The first is ebird.org, a tremendous undertaking of citizen-science. The site collects data from birders all over the globe and uses the information in all manner of scientific endeavors. It’s teaching biologists about birds distribution, relative abundance, movement patterns, habitat preferences, responses to climate change, and more. You don’t have to know a ton about birds to contribute, just be able to identify a few and report on what you’ve seen. Submitted checklists are reviewed and flagged for further confirmation if anything seemingly unlikely shows up. Observations can be submitted online or via their handy smartphone app.
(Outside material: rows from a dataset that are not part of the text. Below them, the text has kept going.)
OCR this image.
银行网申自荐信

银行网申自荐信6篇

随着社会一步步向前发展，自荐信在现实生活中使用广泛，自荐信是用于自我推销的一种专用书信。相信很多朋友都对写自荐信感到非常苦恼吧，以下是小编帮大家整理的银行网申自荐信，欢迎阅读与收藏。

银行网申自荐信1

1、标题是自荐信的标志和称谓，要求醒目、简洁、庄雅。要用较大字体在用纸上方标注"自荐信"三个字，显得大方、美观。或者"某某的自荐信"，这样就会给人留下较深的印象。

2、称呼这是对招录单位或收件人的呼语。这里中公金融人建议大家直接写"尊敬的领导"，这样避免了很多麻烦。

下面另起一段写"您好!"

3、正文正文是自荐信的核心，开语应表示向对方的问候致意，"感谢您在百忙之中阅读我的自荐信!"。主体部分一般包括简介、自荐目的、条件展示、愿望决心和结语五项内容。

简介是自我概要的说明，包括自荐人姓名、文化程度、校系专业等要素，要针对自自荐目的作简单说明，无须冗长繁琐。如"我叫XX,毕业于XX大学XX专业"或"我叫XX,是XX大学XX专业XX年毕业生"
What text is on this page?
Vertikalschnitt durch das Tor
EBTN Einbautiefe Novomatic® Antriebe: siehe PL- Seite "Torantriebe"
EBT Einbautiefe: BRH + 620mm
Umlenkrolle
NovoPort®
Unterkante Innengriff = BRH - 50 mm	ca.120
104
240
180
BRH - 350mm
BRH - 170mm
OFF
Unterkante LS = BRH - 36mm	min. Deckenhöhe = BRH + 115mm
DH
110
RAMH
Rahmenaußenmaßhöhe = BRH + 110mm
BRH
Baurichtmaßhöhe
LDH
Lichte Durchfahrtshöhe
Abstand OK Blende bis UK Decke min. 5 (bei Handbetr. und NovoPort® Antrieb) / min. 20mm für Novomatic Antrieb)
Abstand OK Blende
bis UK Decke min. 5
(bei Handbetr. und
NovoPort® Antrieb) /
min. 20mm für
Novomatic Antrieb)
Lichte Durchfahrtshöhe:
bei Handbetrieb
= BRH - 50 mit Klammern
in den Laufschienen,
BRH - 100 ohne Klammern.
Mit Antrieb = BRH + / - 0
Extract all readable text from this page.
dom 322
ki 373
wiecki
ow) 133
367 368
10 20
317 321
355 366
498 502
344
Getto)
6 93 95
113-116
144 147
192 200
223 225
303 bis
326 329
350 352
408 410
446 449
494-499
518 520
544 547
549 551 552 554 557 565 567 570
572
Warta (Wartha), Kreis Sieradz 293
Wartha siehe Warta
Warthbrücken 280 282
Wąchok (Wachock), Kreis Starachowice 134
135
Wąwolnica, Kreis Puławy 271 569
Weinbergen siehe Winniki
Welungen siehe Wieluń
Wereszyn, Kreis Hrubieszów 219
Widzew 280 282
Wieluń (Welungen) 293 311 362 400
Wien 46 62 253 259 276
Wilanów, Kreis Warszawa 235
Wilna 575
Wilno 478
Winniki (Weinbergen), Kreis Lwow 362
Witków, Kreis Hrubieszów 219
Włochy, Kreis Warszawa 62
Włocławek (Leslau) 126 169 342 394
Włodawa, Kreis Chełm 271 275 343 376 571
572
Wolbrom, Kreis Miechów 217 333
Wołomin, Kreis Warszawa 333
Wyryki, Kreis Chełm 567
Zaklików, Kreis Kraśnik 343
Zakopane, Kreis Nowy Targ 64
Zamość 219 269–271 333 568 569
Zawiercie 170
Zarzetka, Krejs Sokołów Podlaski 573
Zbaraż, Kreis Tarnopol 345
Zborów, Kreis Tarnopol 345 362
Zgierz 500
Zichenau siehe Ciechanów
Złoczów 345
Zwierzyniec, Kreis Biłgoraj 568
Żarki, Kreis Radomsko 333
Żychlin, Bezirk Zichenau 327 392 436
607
Their data is available to the public at large, and the amount of information available is staggering. I’ve already learned a lot from the site in a short time. For one thing, I now know more about how bird counting works: precise numbers don’t matter much but any estimate is better than saying “at least one.” That’s just from a couple of the articles, though. The “Explore Data” tab is an unparalleled wonder of nature nerdery. You can subscribe to alerts for rare bird sightings in your area – or temporarily for places you’re traveling to. You can export targeted lists of birds you’re likely to find in a given place at a given time. I guess what I’m saying is, “Nature’s hottest club is ebird…”
The second is that the Cornell Lab of Ornitholigy’s Merlin Bird ID has added a photo ID feature. It takes up a bit more space but once you download the add-on it’s basically two taps to a fairly reliable ID. I took the below bad-to-mediocre photos of a winter wren today at lunchtime (yes, I spent my lunch break birding). I’d already IDed the bird through conventional means, but I used it to test the app, starting with the best photos and working through to the worst. Winter wren was the first suggestion every time. I know this is anecdotal, and there could be any number of reasons that this particular bird is an easy one for the app to get right… but I am impressed.